The people who owe our troops an apology are George W. Bush and Dick Cheney who misled America into war and have given us a Katrina foreign policy that has betrayed our ideals, killed and maimed our soldiers, and widened the terrorist threat instead of defeating it. These Republicans are afraid to debate veterans who live and breathe the concerns of our troops, not the empty slogans of an Administration that sent our brave troops to war without body armor.

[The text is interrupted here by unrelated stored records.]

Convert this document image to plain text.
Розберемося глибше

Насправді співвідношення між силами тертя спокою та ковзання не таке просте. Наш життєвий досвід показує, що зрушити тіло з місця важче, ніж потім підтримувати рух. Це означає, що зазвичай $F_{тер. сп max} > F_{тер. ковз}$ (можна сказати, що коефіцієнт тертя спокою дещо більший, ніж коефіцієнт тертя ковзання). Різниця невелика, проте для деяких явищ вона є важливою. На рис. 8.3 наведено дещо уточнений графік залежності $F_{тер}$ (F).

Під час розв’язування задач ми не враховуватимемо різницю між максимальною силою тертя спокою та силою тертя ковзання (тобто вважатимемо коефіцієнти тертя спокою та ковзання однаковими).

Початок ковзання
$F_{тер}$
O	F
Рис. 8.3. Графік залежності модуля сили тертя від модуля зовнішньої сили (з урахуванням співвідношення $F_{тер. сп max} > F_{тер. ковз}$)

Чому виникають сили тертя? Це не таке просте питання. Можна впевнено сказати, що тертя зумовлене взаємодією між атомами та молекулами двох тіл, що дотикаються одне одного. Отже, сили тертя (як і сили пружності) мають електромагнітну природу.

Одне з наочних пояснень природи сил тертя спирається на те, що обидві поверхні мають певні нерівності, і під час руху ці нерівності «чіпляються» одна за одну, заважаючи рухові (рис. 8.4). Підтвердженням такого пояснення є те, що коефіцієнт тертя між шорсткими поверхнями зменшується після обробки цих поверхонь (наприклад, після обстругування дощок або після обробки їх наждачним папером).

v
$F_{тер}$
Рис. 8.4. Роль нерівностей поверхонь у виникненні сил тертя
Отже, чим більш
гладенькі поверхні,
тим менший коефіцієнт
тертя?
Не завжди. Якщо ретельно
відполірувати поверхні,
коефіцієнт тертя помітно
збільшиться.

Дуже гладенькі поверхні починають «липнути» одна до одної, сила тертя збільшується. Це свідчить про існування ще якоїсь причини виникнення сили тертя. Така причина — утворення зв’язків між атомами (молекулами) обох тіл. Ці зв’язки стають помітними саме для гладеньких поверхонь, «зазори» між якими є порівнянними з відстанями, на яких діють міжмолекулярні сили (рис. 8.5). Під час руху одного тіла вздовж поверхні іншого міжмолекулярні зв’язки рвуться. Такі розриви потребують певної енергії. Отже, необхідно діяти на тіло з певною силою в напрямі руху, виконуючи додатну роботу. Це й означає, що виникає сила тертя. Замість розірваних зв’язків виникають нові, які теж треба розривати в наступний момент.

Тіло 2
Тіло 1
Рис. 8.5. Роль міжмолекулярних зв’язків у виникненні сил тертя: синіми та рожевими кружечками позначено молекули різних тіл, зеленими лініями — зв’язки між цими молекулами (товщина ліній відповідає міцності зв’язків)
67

Bottom line, these Republicans want to debate straw men because they're afraid to debate real men. And this time it won't work because we're going to stay in their face with the truth and deny them even a sliver of light for their distortions. No Democrat will be bullied by an administration that has a cut and run policy in Afghanistan and a stand still and lose strategy in Iraq.

Tuesday, October 31, 2006


Burial of Sidney Dyer, killed in Afghanistan. Photo:
Doug Mills in the New York Times. Posted by Picasa

Burial of Corporal Carl Johnson. Photo: Doug Mills, NY Times. Posted by Picasa

Burial of Capt. Adcock of VA. Photo: Doug Mills, NY Times. Posted by Picasa
Finally, the Reality

On Monday the New York Times printed a series of searing photographs taken recently at the funerals of American soldiers killed in Iraq and Afghanistan. It was published on the day that the death toll of American soldiers killed in Iraq this month exceeded 100. It was the talk of cable TV. Nancy Grace devoted her hour, normally assigned to castigating alleged criminals, to talking about individual soldiers killed in the Iraq war.

This attention could not come at a worse time for Republicans, and it also happened as the Democratic party unveiled several new campaign ads all focusing on the Bush administration's responsibility for Iraq. The one for James Webb, running for the Senate in Virginia, is devastatingly powerful. The one for Senator Robert Menendez in New Jersey is less impressive by comparison, but Menendez has a strong backup to his message: he voted against authorizing the Iraq invasion. (Webb wasn't in office but wrote a newspaper piece against it before it happened that predicted a lot of what has resulted.)

New polls show Webb moving ahead, Menendez slightly ahead, and one poll shows the incumbent Democrat in Maryland substantially ahead; Ford is moving ahead in Tennesssee. The last week emphasis on Iraq could be the coup de grace.

But I can't help wondering why it took some three years for these images to make it onto the front page and on television. These funerals have been going on every week, somewhere in America. This is one face of war we should always have to face. Finally, some reality.